Diaconi permanenti, legati da un’amicizia «spirituale»
Don Filippo Dotti«Ci sono sposati e celibi, genitori di figli adolescenti e di bambini piccoli, svolgono professioni diverse, hanno sensibilità differenti e ciascuno la propria storia personale e vocazionale». Così don Filippo Dotti, rettore per la Formazione al diaconato permanente, presenta gli 8 candidati che sta accompagnando verso l’ordinazione e che si aggiungeranno ai 168 diaconi presenti in Diocesi.
C’è un filo rosso che li unisce?
Il cammino di formazione li ha fatti incontrare e si sono scambiati esperienze, amalgamandosi in un’amicizia che potremmo definire «spirituale». Li unisce il desiderio di servire la Chiesa, mettendo da parte il loro io a favore della comunità, a imitazione del Signore.
Sono tutti laureati, alcuni con professioni fuori dal comune, segno che questa vocazione sta facendo breccia nei cuori di uomini, già realizzati dal punto di vista professionale e familiare…
Sì, è davvero sorprendente come il Signore stia chiamando tanti uomini al diaconato. Tra l’altro senza che vi siano particolari forme di “pubblicità” o “promozione” di questa scelta. Spesso l’esperienza professionale e familiare suggerisce l’importanza della dedizione alla comunità, il mettersi a servizio per un mondo più giusto e più buono.
La maggior parte sono sposati: il diaconato è davvero un ministero familiare, un cammino plurale. Cosa aggiunge la presenza delle mogli e dei figli?
Il cammino dei diaconi coinvolge la loro famiglia, fin dalla formazione. Se una vocazione viene dal Signore, fa bene a tutti e le vocazioni tra loro si sostengono e si arricchiscono. Alle volte si dice che dietro un grande uomo c’è sempre una grande donna, ma più che avanti o dietro, sarebbe meglio dire che si cammina l’uno a fianco dell’altra. L’esperienza di famiglia è decisiva per tutti, anche per i celibi, perché in famiglia si impara la grammatica della vita, la si mette in pratica e la si verifica ogni giorno.
Nel cammino ci sono momenti di formazione anche per le mogli?

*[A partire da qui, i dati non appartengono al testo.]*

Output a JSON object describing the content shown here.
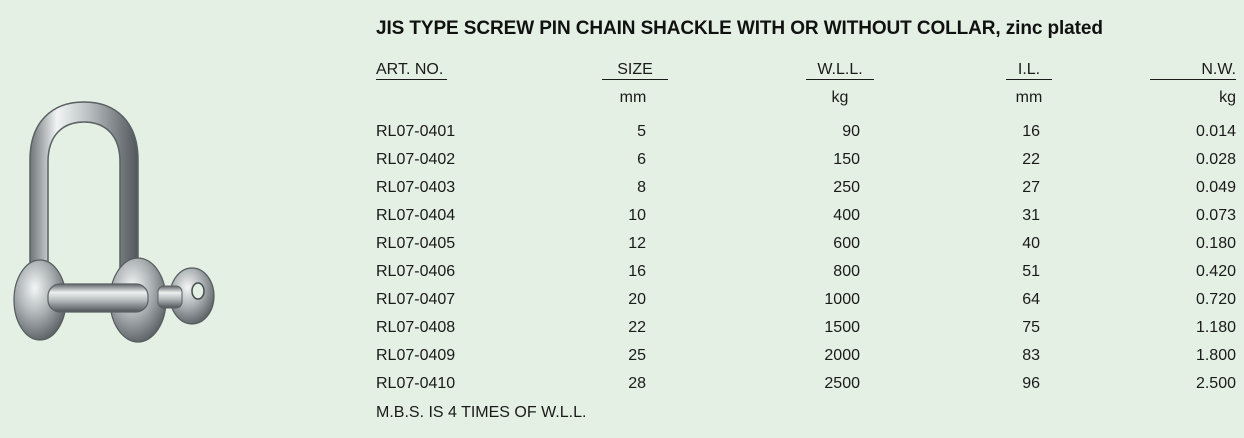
{
  "title": "JIS TYPE SCREW PIN CHAIN SHACKLE WITH OR WITHOUT COLLAR, zinc plated",
  "table": {
    "headers": {
      "art_no": "ART. NO.",
      "size": "SIZE",
      "wll": "W.L.L.",
      "il": "I.L.",
      "nw": "N.W."
    },
    "units": {
      "art_no": "",
      "size": "mm",
      "wll": "kg",
      "il": "mm",
      "nw": "kg"
    },
    "rows": [
      {
        "art_no": "RL07-0401",
        "size": "5",
        "wll": "90",
        "il": "16",
        "nw": "0.014"
      },
      {
        "art_no": "RL07-0402",
        "size": "6",
        "wll": "150",
        "il": "22",
        "nw": "0.028"
      },
      {
        "art_no": "RL07-0403",
        "size": "8",
        "wll": "250",
        "il": "27",
        "nw": "0.049"
      },
      {
        "art_no": "RL07-0404",
        "size": "10",
        "wll": "400",
        "il": "31",
        "nw": "0.073"
      },
      {
        "art_no": "RL07-0405",
        "size": "12",
        "wll": "600",
        "il": "40",
        "nw": "0.180"
      },
      {
        "art_no": "RL07-0406",
        "size": "16",
        "wll": "800",
        "il": "51",
        "nw": "0.420"
      },
      {
        "art_no": "RL07-0407",
        "size": "20",
        "wll": "1000",
        "il": "64",
        "nw": "0.720"
      },
      {
        "art_no": "RL07-0408",
        "size": "22",
        "wll": "1500",
        "il": "75",
        "nw": "1.180"
      },
      {
        "art_no": "RL07-0409",
        "size": "25",
        "wll": "2000",
        "il": "83",
        "nw": "1.800"
      },
      {
        "art_no": "RL07-0410",
        "size": "28",
        "wll": "2500",
        "il": "96",
        "nw": "2.500"
      }
    ]
  },
  "footnote": "M.B.S. IS 4 TIMES OF W.L.L.",
  "image": {
    "icon": "d-shackle-icon"
  },
  "colors": {
    "background": "#e3f0e3",
    "text": "#1a1a1a"
  }
}
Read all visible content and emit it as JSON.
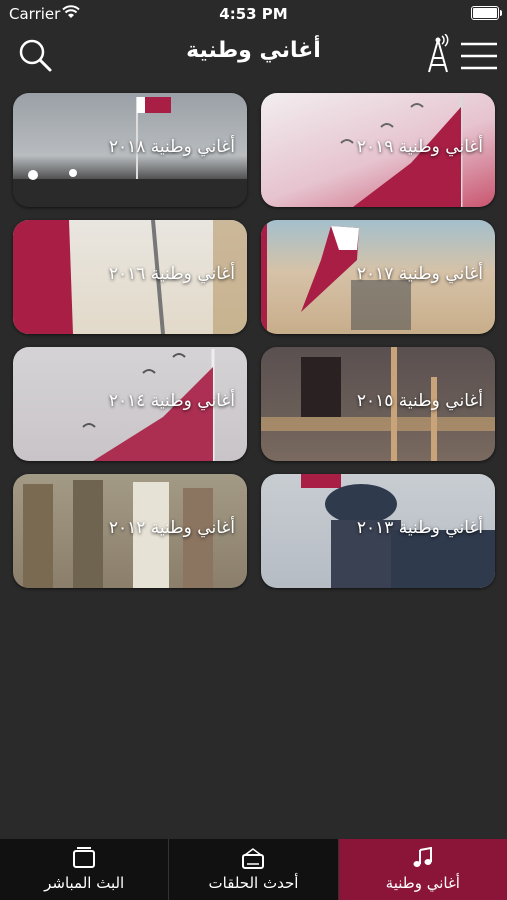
{
  "status_bar": {
    "carrier": "Carrier",
    "time": "4:53 PM"
  },
  "nav": {
    "title": "أغاني وطنية"
  },
  "cards": [
    {
      "label": "أغاني وطنية ٢٠١٩"
    },
    {
      "label": "أغاني وطنية ٢٠١٨"
    },
    {
      "label": "أغاني وطنية ٢٠١٧"
    },
    {
      "label": "أغاني وطنية ٢٠١٦"
    },
    {
      "label": "أغاني وطنية ٢٠١٥"
    },
    {
      "label": "أغاني وطنية ٢٠١٤"
    },
    {
      "label": "أغاني وطنية ٢٠١٣"
    },
    {
      "label": "أغاني وطنية ٢٠١٢"
    }
  ],
  "tabs": [
    {
      "label": "البث المباشر",
      "icon": "tv-icon"
    },
    {
      "label": "أحدث الحلقات",
      "icon": "radio-icon"
    },
    {
      "label": "أغاني وطنية",
      "icon": "music-note-icon",
      "active": true
    }
  ],
  "colors": {
    "accent": "#8a1538",
    "background": "#2a2a2a",
    "tab_bar": "#111111"
  }
}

Sì, il cammino di formazione coinvolge le mogli con diversi incontri a loro dedicati. Il loro giudizio e la loro preghiera sono fondamentali, tanto che all’ammissione il Vescovo chiede loro il consenso sul cammino del marito. Stiamo costruendo una attenzione anche al vissuto dei figli, perché siano coinvolti e ascoltati.
Ormai vengono ordinati più diaconi che sacerdoti. Pur rimanendo un “ministero della soglia” questo servizio diventerà sempre più prezioso e di aiuto per i preti e per le nostre comunità?
Quella tra preti e diaconi non è una gara di numeri. Pensiamo che sarebbe meglio avere più preti e più diaconi, così come più matrimoni e più consacrazioni. Ciò che conta è che tutti i cristiani non siano “pigri” nel rispondere alla chiamata del Signore. Un motto per i diaconi che potrebbe essere per tutti.
Il vescovo di Mantova Gianmarco Busca, nel recente convegno regionale, ha parlato del movimento dei diaconi «dalla vita all’altare e dall’altare alla vita». Sta qui la loro peculiarità?
Credo proprio di sì. Il ministero del diacono è per il servizio alla Chiesa, servizio alla Parola e servizio ai poveri. C’è tanto da fare per portare la vita verso il Signore e il Signore vicino alla vita di questa umanità. Ci sono vie antiche e nuove da percorrere, senza pigrizia, con coraggio e anche un po’ di fantasia.